Thursday, October 9, 2008

The fiery furnaces

I couldn't sleep last night, & the few Z's I did catch were riddled with dreams that eerily fun-house-mirrored my real life.

At one point I dreamt that I was trying to tell Mad about sort of liking Evan (which never happend in real life) & having to choose between Chris & him. Even though there's no competition, in real life or my dreams. (Evans' a cool dude, but he makes me think of a mellowed out Ashton Kutcher who smokes to much pot.) But Mad was being a bitch & only wanted to yammer about herself. I think we were going to go swimming or some thing & I was looking for my bathing suit, when Madeleine started making up this song all about her. I got pissed off 'cause she's so self centered so I shoved her & ran out of the house. Then I proceeded to swim laps in the Rock river. (Which, in waking hind-sight, would not be such a good idea.)

It was bemusing. I much prefer the kind of dreams that shed light on a situation, or perhaps hand me a new way of looking at things. Not silly ones that share all the same feelings of my waking life with no resolution.

Now that I've recounted a bit of my bed time habits, I wonder if I should talk about Chris or Mad first? Hmm, I think I shall go with option number one.

So there's this guy, who's name I have mentioned frequently in this post. Mad 'n I met him at a show his band was playing about a year ago. (Or was it two?) He's also been working at Randee's for almost a year. He stopped in to B&N with one of his friendsters & we made with the chit-chat for a bit. I should have been working rather than yammering but it was a sslloooww night. Chris, predictably, asked for my number. Needless to say, I was thrilled. ^_^
There was some minor angst about that later because I couldn't remember his name (I'm bad with names! I can't help it), but it all worked out fine & dandy.

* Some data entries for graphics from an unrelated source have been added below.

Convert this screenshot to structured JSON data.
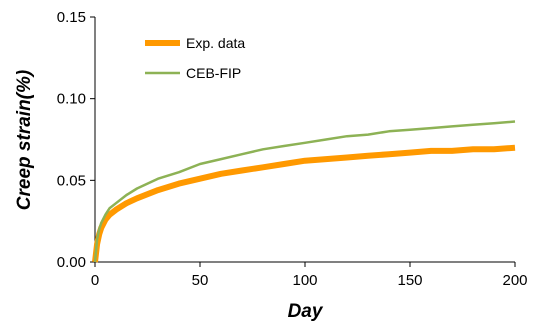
{
  "chart_data": {
    "type": "line",
    "xlabel": "Day",
    "ylabel": "Creep strain(%)",
    "xlim": [
      0,
      200
    ],
    "ylim": [
      0,
      0.15
    ],
    "x_ticks": [
      0,
      50,
      100,
      150,
      200
    ],
    "x_tick_labels": [
      "0",
      "50",
      "100",
      "150",
      "200"
    ],
    "y_ticks": [
      0,
      0.05,
      0.1,
      0.15
    ],
    "y_tick_labels": [
      "0.00",
      "0.05",
      "0.10",
      "0.15"
    ],
    "grid": false,
    "legend_position": "top-left",
    "series": [
      {
        "name": "Exp. data",
        "color": "#FF9900",
        "x": [
          0,
          1,
          2,
          3,
          5,
          7,
          10,
          15,
          20,
          30,
          40,
          50,
          60,
          70,
          80,
          90,
          100,
          110,
          120,
          130,
          140,
          150,
          160,
          170,
          180,
          190,
          200
        ],
        "y": [
          0,
          0.011,
          0.017,
          0.021,
          0.026,
          0.029,
          0.032,
          0.036,
          0.039,
          0.044,
          0.048,
          0.051,
          0.054,
          0.056,
          0.058,
          0.06,
          0.062,
          0.063,
          0.064,
          0.065,
          0.066,
          0.067,
          0.068,
          0.068,
          0.069,
          0.069,
          0.07
        ]
      },
      {
        "name": "CEB-FIP",
        "color": "#8DB255",
        "x": [
          0,
          1,
          2,
          3,
          5,
          7,
          10,
          15,
          20,
          30,
          40,
          50,
          60,
          70,
          80,
          90,
          100,
          110,
          120,
          130,
          140,
          150,
          160,
          170,
          180,
          190,
          200
        ],
        "y": [
          0,
          0.014,
          0.02,
          0.024,
          0.029,
          0.033,
          0.036,
          0.041,
          0.045,
          0.051,
          0.055,
          0.06,
          0.063,
          0.066,
          0.069,
          0.071,
          0.073,
          0.075,
          0.077,
          0.078,
          0.08,
          0.081,
          0.082,
          0.083,
          0.084,
          0.085,
          0.086
        ]
      }
    ]
  }
}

Novel cut short. I called Chris up & I hung out with him & some of his friendsters a couple days ago, & last night we watched a movie at his house & got our mac on. Bow chicka waw-wow.

I am so vulgar. Tee-hee!

Okay, on to complaining about Mad'Dog!
So the basic gist of things is, my bestest-friendster hasn't been much of a friend lately. She's really distant, & I feel like she's figuratively looking down her nose at me when ever I start recounting some of the happenings of my life. It's like the last couple of months she's just been more & more & like a snobby bitch. Not to mention self-centered. She's always acted like the whole goddamn universe revolved around her, but she's failing to see the expansion. Or maybe she does see all the planets slowly drifting away so she's trying to compensate by making even more shit all about her. UGH. Needless to say I'm feeling very frustrated. Hence the gratuitously colorful language. So I've stopped calling her. To be honest, I don't want to deal with any drama, so she can sort her own shit out. And if she still wants to be friends when it's all said & done, I'll be here.

Blah buh-blah buh-blah.

I need to pick an oral surgeon. I need all four of my wisdom teeth removed. I'm really not looking forward to having my gums cut open & my teeth yanked out, but I will be happy when my teeth are through with all the wise-pain.

Ooooh! Speaking of my teeth I'm getting a new retainer! As weird as it might be, I'm actually really syked about it.

Okay. That's enough crap from me today.